Insights and Take-Aways from Keynote Presentations at WordCamp LA

WordCamp Los Angeles is held at Loyola Marymount University because the college and open-source software share the common goals of faith and justice.

If you want to learn WordPress, network with WordPress developers, or find WordPress support resources in Los Angeles, this event is an excellent place to do it.

Most of the keynote presentations shared genuinely helpful tips and tricks, were engaging, and even, in one case, adorable.  My favorite was Sé Reed, followed by Ben Metcalfe, who I wrote about separately in their own posts. Helpful WordPress tips and tricks from the other speakers I heard are summarized here.  On the downside, it was a hot day in Los Angeles, Seaver Hall was a sauna, and the stubborn campus wi-fi wouldn’t move even the lowest-res JPEGs to Flickr.

But comfort can be overrated.  I try not to depend on it.  Here’s what I learned.

Kimanzi Constable’s Keynote

Kimanzi Constable started with a presentation on the importance of telling good stories that connect with people emotionally. The bread delivery boy turned best-selling author shared how he didn’t start selling books until he began to connect with his audience on an emotional level.

Recommendations:

  • Tell a story about yourself that dovetails nicely with whatever you do on your website’s About Us page. Old-school bios are boring.
  • If you don’t have enough traffic on your site, guest post for bloggers you respect who do. They may not publish you the first time, but if you’re persistent enough and your content is a fit, sooner or later they will. Everyone has to feast the beast and guest posts are one way they pull it off.
  • Entertain first, educate second. Cause if you’re not entertaining, you’ll never get the chance to teach. Never lead with benefits or a spec sheet of features. Connect with people on an emotional level first.

Belsien Thomas’s Keynote

Next we heard from Belsien Thomas of WP Power Guide on best practices for adding e-commerce for WordPress installs who shared some useful charts on how to decide what e-commerce solution is right for you.

Recommendations:

  • If you’ve got fewer than 500 purchases per day and less than 1000 items in your catalog, WordPress solutions work just fine. There’s no need to build your own e-commerce solution for that kind of volume.
  • Templatic, StoreFrontThemes, SpalshingPixles, WooCommerce, MarketPress by WPMU and Themeforest.net are WordPress themes he suggests checking out.
  • Belsien did a very thorough analysis and says WP e-Commerce, WooCommerce and Shopp are the three plug-ins worth considering.

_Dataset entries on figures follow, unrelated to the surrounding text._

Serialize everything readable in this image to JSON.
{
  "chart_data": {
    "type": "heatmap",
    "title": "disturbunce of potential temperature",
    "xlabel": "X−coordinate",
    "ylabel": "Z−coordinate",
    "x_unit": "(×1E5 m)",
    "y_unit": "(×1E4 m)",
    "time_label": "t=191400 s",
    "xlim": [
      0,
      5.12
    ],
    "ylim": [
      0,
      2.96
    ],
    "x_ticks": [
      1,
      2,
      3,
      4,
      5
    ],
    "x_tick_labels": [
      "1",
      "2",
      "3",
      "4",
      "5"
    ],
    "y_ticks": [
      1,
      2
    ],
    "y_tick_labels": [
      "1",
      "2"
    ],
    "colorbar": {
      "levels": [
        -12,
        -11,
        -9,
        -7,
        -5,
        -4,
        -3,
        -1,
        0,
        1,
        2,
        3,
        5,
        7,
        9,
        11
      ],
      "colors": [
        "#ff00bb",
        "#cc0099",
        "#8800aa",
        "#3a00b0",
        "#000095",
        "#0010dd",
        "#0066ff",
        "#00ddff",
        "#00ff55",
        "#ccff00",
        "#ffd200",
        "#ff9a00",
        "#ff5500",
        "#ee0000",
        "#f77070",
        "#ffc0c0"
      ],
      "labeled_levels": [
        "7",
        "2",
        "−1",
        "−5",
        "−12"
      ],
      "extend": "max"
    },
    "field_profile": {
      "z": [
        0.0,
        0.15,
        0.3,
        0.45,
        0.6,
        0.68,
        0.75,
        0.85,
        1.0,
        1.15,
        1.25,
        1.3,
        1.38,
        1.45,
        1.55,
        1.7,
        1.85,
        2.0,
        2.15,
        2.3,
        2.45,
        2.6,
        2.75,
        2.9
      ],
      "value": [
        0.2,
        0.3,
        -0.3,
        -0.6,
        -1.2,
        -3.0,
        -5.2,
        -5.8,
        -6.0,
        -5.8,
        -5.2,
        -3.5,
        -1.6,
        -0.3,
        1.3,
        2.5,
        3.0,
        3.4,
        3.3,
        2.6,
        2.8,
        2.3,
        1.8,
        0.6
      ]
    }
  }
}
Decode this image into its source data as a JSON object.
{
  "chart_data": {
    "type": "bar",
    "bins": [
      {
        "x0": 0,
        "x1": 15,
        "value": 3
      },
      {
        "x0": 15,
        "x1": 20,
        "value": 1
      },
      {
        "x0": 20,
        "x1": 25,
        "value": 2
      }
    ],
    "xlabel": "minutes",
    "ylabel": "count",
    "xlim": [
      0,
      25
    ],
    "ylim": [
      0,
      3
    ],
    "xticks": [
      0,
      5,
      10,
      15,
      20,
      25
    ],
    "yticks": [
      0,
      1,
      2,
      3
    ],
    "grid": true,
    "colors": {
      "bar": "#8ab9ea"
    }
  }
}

Belsien Thomas is a WordPress developer. You can find him at WP Power Guide.

Konstantin Obenland’s Keynote

Just like Wikipedia has a system by which editors review articles, WordPress has a process by which themes are approved and added the official Theme Repositiory at WordPress.org. Konstantin Obenland, a WordPress Core Contributor said there are currently 1,600 themes in the WordPress.org repository. Now there’s a theme review team which reviews child themes before they go live.

The goal of the theme repository “isn’t not to deliver every theme in the world, it’s to list the best ones,” according to Matt Mullenweg, who was quoted on a slide in their presentation.

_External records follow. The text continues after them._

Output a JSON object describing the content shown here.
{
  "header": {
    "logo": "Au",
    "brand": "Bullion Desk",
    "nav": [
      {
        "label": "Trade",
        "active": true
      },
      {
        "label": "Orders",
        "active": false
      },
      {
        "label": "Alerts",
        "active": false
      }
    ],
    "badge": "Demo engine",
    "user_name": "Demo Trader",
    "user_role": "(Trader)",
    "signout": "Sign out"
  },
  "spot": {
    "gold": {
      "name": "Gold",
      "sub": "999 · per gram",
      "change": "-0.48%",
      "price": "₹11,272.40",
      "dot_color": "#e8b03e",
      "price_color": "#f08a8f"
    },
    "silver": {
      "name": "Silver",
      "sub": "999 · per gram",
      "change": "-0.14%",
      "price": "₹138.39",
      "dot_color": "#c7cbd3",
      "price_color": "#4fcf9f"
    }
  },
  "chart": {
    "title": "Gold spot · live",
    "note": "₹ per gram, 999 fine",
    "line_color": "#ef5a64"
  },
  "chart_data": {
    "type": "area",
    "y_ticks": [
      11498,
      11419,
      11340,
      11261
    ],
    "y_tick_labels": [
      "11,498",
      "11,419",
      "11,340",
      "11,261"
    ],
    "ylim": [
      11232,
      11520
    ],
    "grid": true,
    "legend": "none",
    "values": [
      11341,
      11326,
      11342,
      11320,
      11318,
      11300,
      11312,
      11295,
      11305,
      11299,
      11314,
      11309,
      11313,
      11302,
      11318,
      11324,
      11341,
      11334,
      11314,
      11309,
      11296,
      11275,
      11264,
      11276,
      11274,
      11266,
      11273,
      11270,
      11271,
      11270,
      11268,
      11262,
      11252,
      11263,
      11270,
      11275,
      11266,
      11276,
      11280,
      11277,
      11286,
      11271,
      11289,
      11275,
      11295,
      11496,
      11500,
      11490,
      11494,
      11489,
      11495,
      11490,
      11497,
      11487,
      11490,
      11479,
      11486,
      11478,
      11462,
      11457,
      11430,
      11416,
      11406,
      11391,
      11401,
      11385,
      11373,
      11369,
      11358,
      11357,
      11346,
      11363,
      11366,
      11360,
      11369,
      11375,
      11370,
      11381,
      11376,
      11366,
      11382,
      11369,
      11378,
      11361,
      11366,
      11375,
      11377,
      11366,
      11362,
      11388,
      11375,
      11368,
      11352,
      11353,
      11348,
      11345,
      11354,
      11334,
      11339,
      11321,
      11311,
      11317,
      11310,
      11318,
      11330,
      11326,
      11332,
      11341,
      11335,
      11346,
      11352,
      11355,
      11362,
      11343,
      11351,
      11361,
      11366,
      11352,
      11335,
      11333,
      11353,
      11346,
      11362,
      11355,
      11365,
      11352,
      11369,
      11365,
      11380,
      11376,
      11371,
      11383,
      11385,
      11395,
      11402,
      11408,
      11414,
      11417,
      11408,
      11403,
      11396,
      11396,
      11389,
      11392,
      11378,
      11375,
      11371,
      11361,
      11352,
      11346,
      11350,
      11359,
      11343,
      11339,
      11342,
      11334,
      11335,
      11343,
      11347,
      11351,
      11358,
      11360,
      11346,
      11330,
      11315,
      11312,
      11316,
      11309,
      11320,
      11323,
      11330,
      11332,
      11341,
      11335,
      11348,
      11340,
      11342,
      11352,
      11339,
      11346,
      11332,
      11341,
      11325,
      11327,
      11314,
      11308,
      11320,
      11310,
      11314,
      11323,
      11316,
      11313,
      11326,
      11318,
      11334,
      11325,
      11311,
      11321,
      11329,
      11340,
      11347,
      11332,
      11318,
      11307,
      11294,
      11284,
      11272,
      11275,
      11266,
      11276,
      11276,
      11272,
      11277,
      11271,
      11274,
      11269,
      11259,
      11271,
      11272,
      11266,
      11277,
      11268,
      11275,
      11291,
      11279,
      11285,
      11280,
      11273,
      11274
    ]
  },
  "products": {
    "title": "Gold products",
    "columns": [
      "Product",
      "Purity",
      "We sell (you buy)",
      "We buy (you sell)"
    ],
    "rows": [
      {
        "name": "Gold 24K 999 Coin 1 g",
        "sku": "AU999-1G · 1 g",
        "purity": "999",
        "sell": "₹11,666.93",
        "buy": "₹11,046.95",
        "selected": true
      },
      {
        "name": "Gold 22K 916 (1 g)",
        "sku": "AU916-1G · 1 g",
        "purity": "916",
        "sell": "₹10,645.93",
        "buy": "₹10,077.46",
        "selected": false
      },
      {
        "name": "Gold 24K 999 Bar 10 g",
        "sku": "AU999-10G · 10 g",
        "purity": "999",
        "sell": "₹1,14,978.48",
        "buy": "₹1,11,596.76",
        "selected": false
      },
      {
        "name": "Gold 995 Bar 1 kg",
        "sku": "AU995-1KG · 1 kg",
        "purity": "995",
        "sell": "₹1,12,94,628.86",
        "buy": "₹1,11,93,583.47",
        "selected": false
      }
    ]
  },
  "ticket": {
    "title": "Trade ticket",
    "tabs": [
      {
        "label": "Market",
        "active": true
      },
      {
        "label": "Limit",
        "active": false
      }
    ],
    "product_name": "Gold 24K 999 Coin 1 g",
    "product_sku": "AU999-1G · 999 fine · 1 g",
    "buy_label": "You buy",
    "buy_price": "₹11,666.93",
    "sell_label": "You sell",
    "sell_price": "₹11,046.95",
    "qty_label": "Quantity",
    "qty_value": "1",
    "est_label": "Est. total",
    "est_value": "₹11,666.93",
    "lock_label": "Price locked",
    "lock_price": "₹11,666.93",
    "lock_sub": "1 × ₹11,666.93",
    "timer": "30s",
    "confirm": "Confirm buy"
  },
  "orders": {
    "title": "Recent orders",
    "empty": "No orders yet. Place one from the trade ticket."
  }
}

So the themes in the repository are selected to give end users convenience, quality, reliability and freedom.

Chirs Lema’s Keynote

We’re living in an age where vendors are available on a global basis to support the development of online businesses. If you don’t outsource you’re limited to the people and skills you can find locally. But managing teams remotely requires new skills. Having success in distributed contexts is what Chris Lema spoke about. Managing freelancers remotely can be tough. Chris explained when outsourcing online development work makes sense.

Recommendations:

  1. Constantly check the pulse of your team. Check in with them all the time.
  2. Put them in an impossible situation and try and get them to fail fast. You want people who tell you when they’re stuck and who ask for help when they need it, rather than waste your time and money trying to solve problems alone.
  3. Ask if things are done, done? Done, done means there’s no but after the question, “Is it done?” Manage the small stuff daily. Don’t send someone off for two weeks to achieve something big. Find out what’s going on as it’s happening.
  4. Check in daily, and use surpirse Google Hangouts to see if your team is actually at their computer working. If they’re in a cafe, they’re not working.

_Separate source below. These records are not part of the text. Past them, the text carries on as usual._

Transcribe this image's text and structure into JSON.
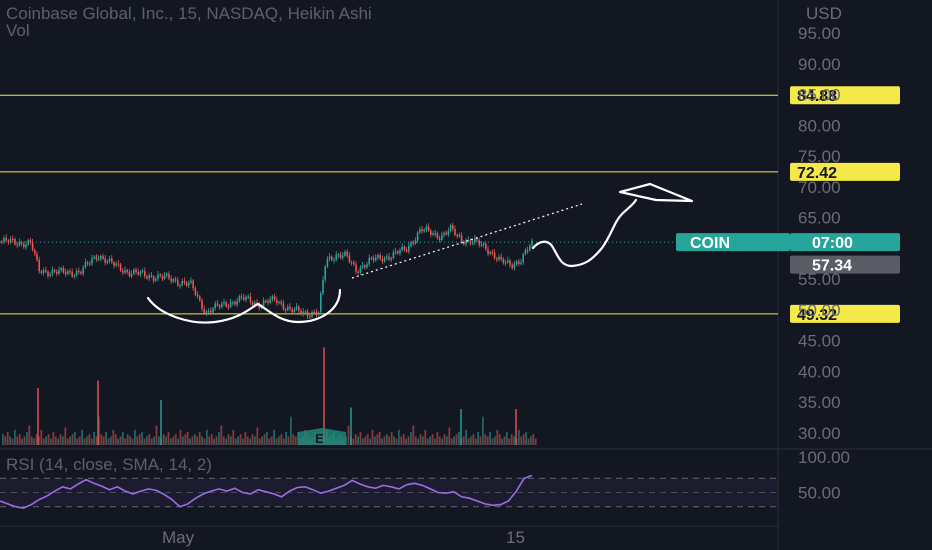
{
  "header": {
    "title": "Coinbase Global, Inc., 15, NASDAQ, Heikin Ashi",
    "volume_label": "Vol"
  },
  "rsi": {
    "label": "RSI (14, close, SMA, 14, 2)"
  },
  "colors": {
    "background": "#131722",
    "up": "#26a69a",
    "down": "#ef5350",
    "level_line": "#f5e94a",
    "rsi_line": "#9c6ce6",
    "drawing": "#ffffff"
  },
  "chart_data": [
    {
      "type": "line",
      "subtype": "heikin_ashi_candles",
      "currency": "USD",
      "currency_label": "USD",
      "ylim": [
        26,
        98
      ],
      "yticks": [
        "95.00",
        "90.00",
        "85.00",
        "80.00",
        "75.00",
        "70.00",
        "65.00",
        "55.00",
        "50.00",
        "45.00",
        "40.00",
        "35.00",
        "30.00"
      ],
      "xtick_labels": [
        "May",
        "15"
      ],
      "price_levels": [
        {
          "label": "84.88",
          "value": 84.88
        },
        {
          "label": "72.42",
          "value": 72.42
        },
        {
          "label": "49.32",
          "value": 49.32
        }
      ],
      "symbol_tag": {
        "name": "COIN",
        "value_label": "07:00",
        "value": 61.0
      },
      "last_price_tag": {
        "label": "57.34",
        "value": 57.34
      },
      "price_path": [
        [
          0,
          61.1
        ],
        [
          30,
          60.8
        ],
        [
          38,
          56.4
        ],
        [
          60,
          56.0
        ],
        [
          80,
          56.2
        ],
        [
          97,
          59.0
        ],
        [
          110,
          57.5
        ],
        [
          130,
          56.0
        ],
        [
          150,
          55.5
        ],
        [
          170,
          55.0
        ],
        [
          190,
          54.0
        ],
        [
          205,
          49.6
        ],
        [
          215,
          50.3
        ],
        [
          225,
          51.0
        ],
        [
          245,
          51.8
        ],
        [
          260,
          50.8
        ],
        [
          275,
          51.7
        ],
        [
          290,
          49.8
        ],
        [
          305,
          49.6
        ],
        [
          318,
          49.4
        ],
        [
          325,
          58.0
        ],
        [
          335,
          59.0
        ],
        [
          345,
          58.7
        ],
        [
          355,
          56.5
        ],
        [
          360,
          57.0
        ],
        [
          370,
          58.0
        ],
        [
          390,
          58.8
        ],
        [
          405,
          59.8
        ],
        [
          420,
          63.0
        ],
        [
          430,
          62.5
        ],
        [
          440,
          62.0
        ],
        [
          450,
          63.0
        ],
        [
          460,
          61.5
        ],
        [
          470,
          61.2
        ],
        [
          480,
          60.5
        ],
        [
          490,
          59.5
        ],
        [
          500,
          57.8
        ],
        [
          510,
          57.2
        ],
        [
          520,
          58.2
        ],
        [
          530,
          60.5
        ]
      ],
      "volume_pattern": [
        4,
        3,
        5,
        3,
        2,
        6,
        3,
        4,
        2,
        3,
        5,
        8,
        3,
        2,
        4,
        3,
        6,
        2,
        3,
        4,
        2,
        5,
        3,
        2,
        4,
        3,
        7,
        2,
        3,
        4,
        5,
        2,
        3,
        6,
        2,
        3,
        4,
        2,
        5,
        3,
        12,
        4,
        3,
        5,
        2,
        3,
        6,
        4,
        2,
        3,
        5,
        2,
        4,
        3,
        2,
        6,
        3,
        4,
        5,
        2,
        3,
        4,
        2,
        3,
        8,
        3,
        2,
        4,
        3,
        5,
        2,
        3,
        4,
        2,
        6,
        3,
        4,
        5,
        2,
        3
      ],
      "volume_spikes": [
        [
          37,
          38
        ],
        [
          97,
          43
        ],
        [
          160,
          30
        ],
        [
          323,
          65
        ],
        [
          350,
          25
        ],
        [
          460,
          24
        ],
        [
          515,
          24
        ]
      ]
    },
    {
      "type": "line",
      "name": "RSI",
      "ylim": [
        0,
        100
      ],
      "yticks": [
        "100.00",
        "50.00"
      ],
      "band": [
        30,
        70
      ],
      "values": [
        38,
        34,
        30,
        28,
        33,
        40,
        45,
        52,
        58,
        55,
        62,
        68,
        63,
        59,
        54,
        58,
        52,
        48,
        52,
        55,
        53,
        47,
        40,
        30,
        34,
        42,
        48,
        52,
        55,
        52,
        56,
        50,
        48,
        54,
        51,
        48,
        44,
        52,
        57,
        58,
        54,
        49,
        52,
        56,
        60,
        67,
        62,
        58,
        56,
        60,
        58,
        55,
        61,
        63,
        60,
        55,
        50,
        49,
        51,
        44,
        42,
        38,
        34,
        32,
        33,
        38,
        52,
        70,
        74
      ]
    }
  ]
}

Chris’s favorite tools for managing teams remotely:

  • Google Hangouts for visual check ins
  • Basecamp project management
  • Asana for task tracking
  • Instant Messenger for conversations
  • Jing for screen captures
  • SnagIt for screen shots

At the end of the day, the person managing the project has to be the chief storyteller. She has to remind the team about the customer pain you’re trying to solve. You’ve got to tell that story over and over again. He’s got a book about managing virtual teams as well. He was a dynamic speaker. Well done.

I’m glad I made it out to this year’s event.  As an online social media training provider focusing on content, it’s important for me to not only stay abreast of developments in open source, but also to learn business skills related to working with teams in a virtual world.

Thanks Austin Passey for organizing the day’s events!